Kahraman knows the “earth motif” of Turkish ceramics. From Hittite pottery to Seljuk tiles, she turns cultural codes into modern ceramic sculpture. Fairy Tale has a mountain-like framework. After firing, it has a gradient texture like a plateau sunset. The fiery glaze cracks and the quiet clay color show a child’s heart in reality. Waiting Spring uses a curled clay form to show winter dormancy. Multiple layers of milky white glaze are applied. After high-temperature kiln changes, a mottled pattern like melting snow is formed. The unglazed clay particles at the bottom keep the original texture of Anatolian soil, as if waiting for the first spring breeze.

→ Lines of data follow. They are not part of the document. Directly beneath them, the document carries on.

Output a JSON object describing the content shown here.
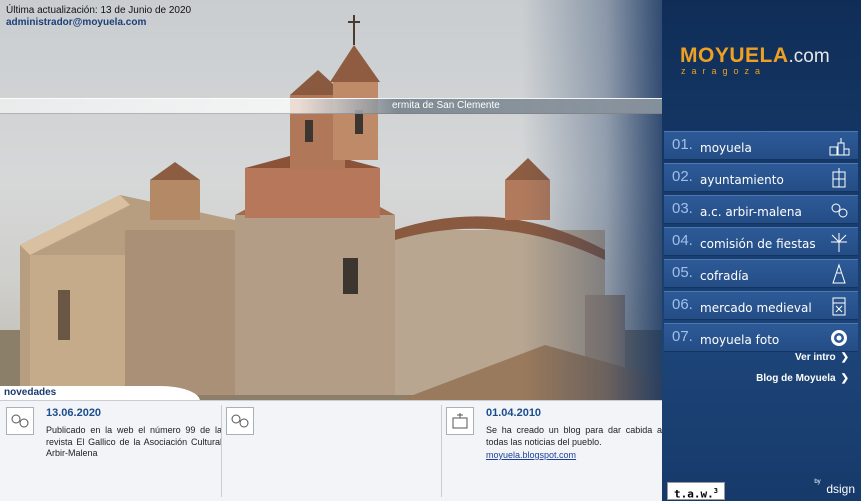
{
  "header": {
    "update_text": "Última actualización: 13 de Junio de 2020",
    "email": "administrador@moyuela.com"
  },
  "photo": {
    "caption": "ermita de San Clemente"
  },
  "logo": {
    "name": "MOYUELA",
    "tld": ".com",
    "region": "zaragoza"
  },
  "menu": [
    {
      "num": "01.",
      "label": "moyuela",
      "icon": "village-icon"
    },
    {
      "num": "02.",
      "label": "ayuntamiento",
      "icon": "townhall-icon"
    },
    {
      "num": "03.",
      "label": "a.c. arbir-malena",
      "icon": "association-icon"
    },
    {
      "num": "04.",
      "label": "comisión de fiestas",
      "icon": "fireworks-icon"
    },
    {
      "num": "05.",
      "label": "cofradía",
      "icon": "hood-icon"
    },
    {
      "num": "06.",
      "label": "mercado medieval",
      "icon": "banner-icon"
    },
    {
      "num": "07.",
      "label": "moyuela foto",
      "icon": "camera-lens-icon"
    }
  ],
  "links": {
    "intro": "Ver intro",
    "blog": "Blog de Moyuela"
  },
  "news": {
    "title": "novedades",
    "items": [
      {
        "date": "13.06.2020",
        "text": "Publicado en la web el número 99 de la revista El Gallico de la Asociación Cultural Arbir-Malena",
        "link": ""
      },
      {
        "date": "",
        "text": "",
        "link": ""
      },
      {
        "date": "01.04.2010",
        "text": "Se ha creado un blog para dar cabida a todas las noticias del pueblo.",
        "link": "moyuela.blogspot.com"
      }
    ]
  },
  "footer": {
    "taw": "t.a.w.",
    "taw_sup": "3",
    "by": "by",
    "design": "dsign"
  },
  "colors": {
    "sidebar": "#173a6a",
    "accent": "#f0a020",
    "menu_item": "#2d5a97",
    "news_bg": "#f2f4f7",
    "link": "#1c3f78"
  }
}
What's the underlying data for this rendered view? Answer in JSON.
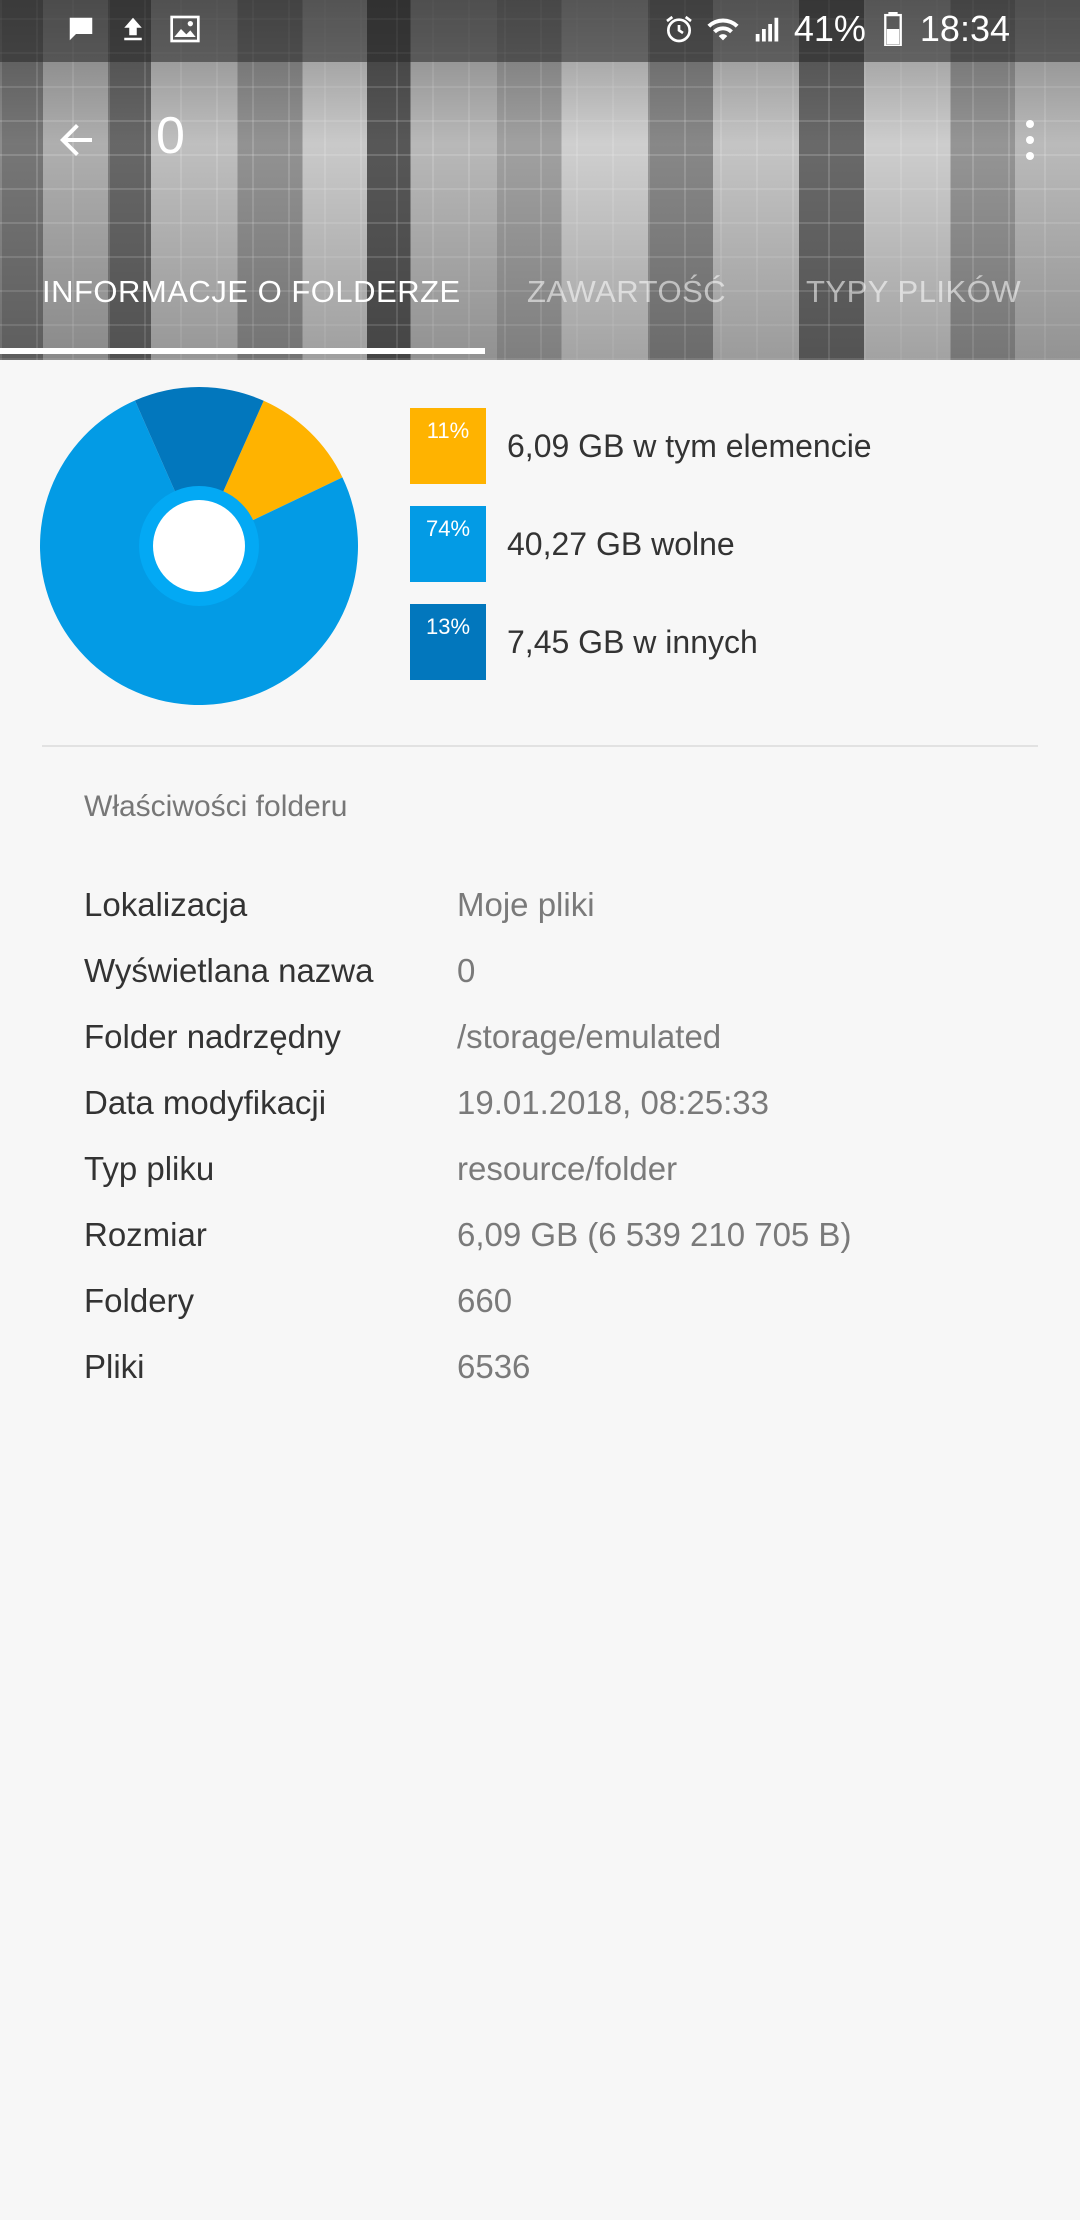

The most touching part of the two works is the translation of the “texture of time” into clay. Fairy Tale uses the traditional Turkish ceramic technique of “coil building,” but it has a modern sculpture’s weightlessness. It shows a child’s heart growing upwards under reality’s pressure. Waiting Spring breaks the symmetry of traditional ceramic sculpture. The slightly convex arc on one side corresponds to seeds pushing through the soil. The hollow structure inside produces a faint resonance when lightly tapped, like the whisper of spring sprouts emerging from deep within the earth. Kahraman allows the clay to acquire the characteristics of time in the fire. The glaze flow in Fairy Tale is like the geological changes of mountains over hundreds of millions of years. The crackle texture in Waiting Spring records the subtle transition from winter to spring. Traditional and modern skills are transformed into annotations of the natural order here.

This kind of dual expression of nature and the inner self gives viewers deep enlightenment. Fairy Tale uses the grandeur of mountains to embrace the passionate yet frustrated heart of a child. Waiting Spring uses the dormancy of the clay to metaphorize the trust of life in the order of time. Kahraman proves with clay and fire that tradition is not a solidified specimen. It nurtures new life while accepting snow and wind. She integrates the rugged texture of Hittite pottery with the spatial concept of contemporary installation art. The two works form a dialogue of time in the exhibition hall. Just as the Turkish proverb says, “Spring never fails the seeds under the frozen soil.” The artist reveals the essence of life in the contour of the mountains and the texture of melting snow in the clay. Only by guarding the inner fervor in the folds of reality like Fairy Tale and trusting the power of time in dormancy like Waiting Spring, can hope find the courage to break through in the cracks of the soil. The two works, forged in fire, reveal a timeless truth: they are both clay shaped by time and storytellers carrying fairy tales. Spring is always waiting in the warmth of the clay.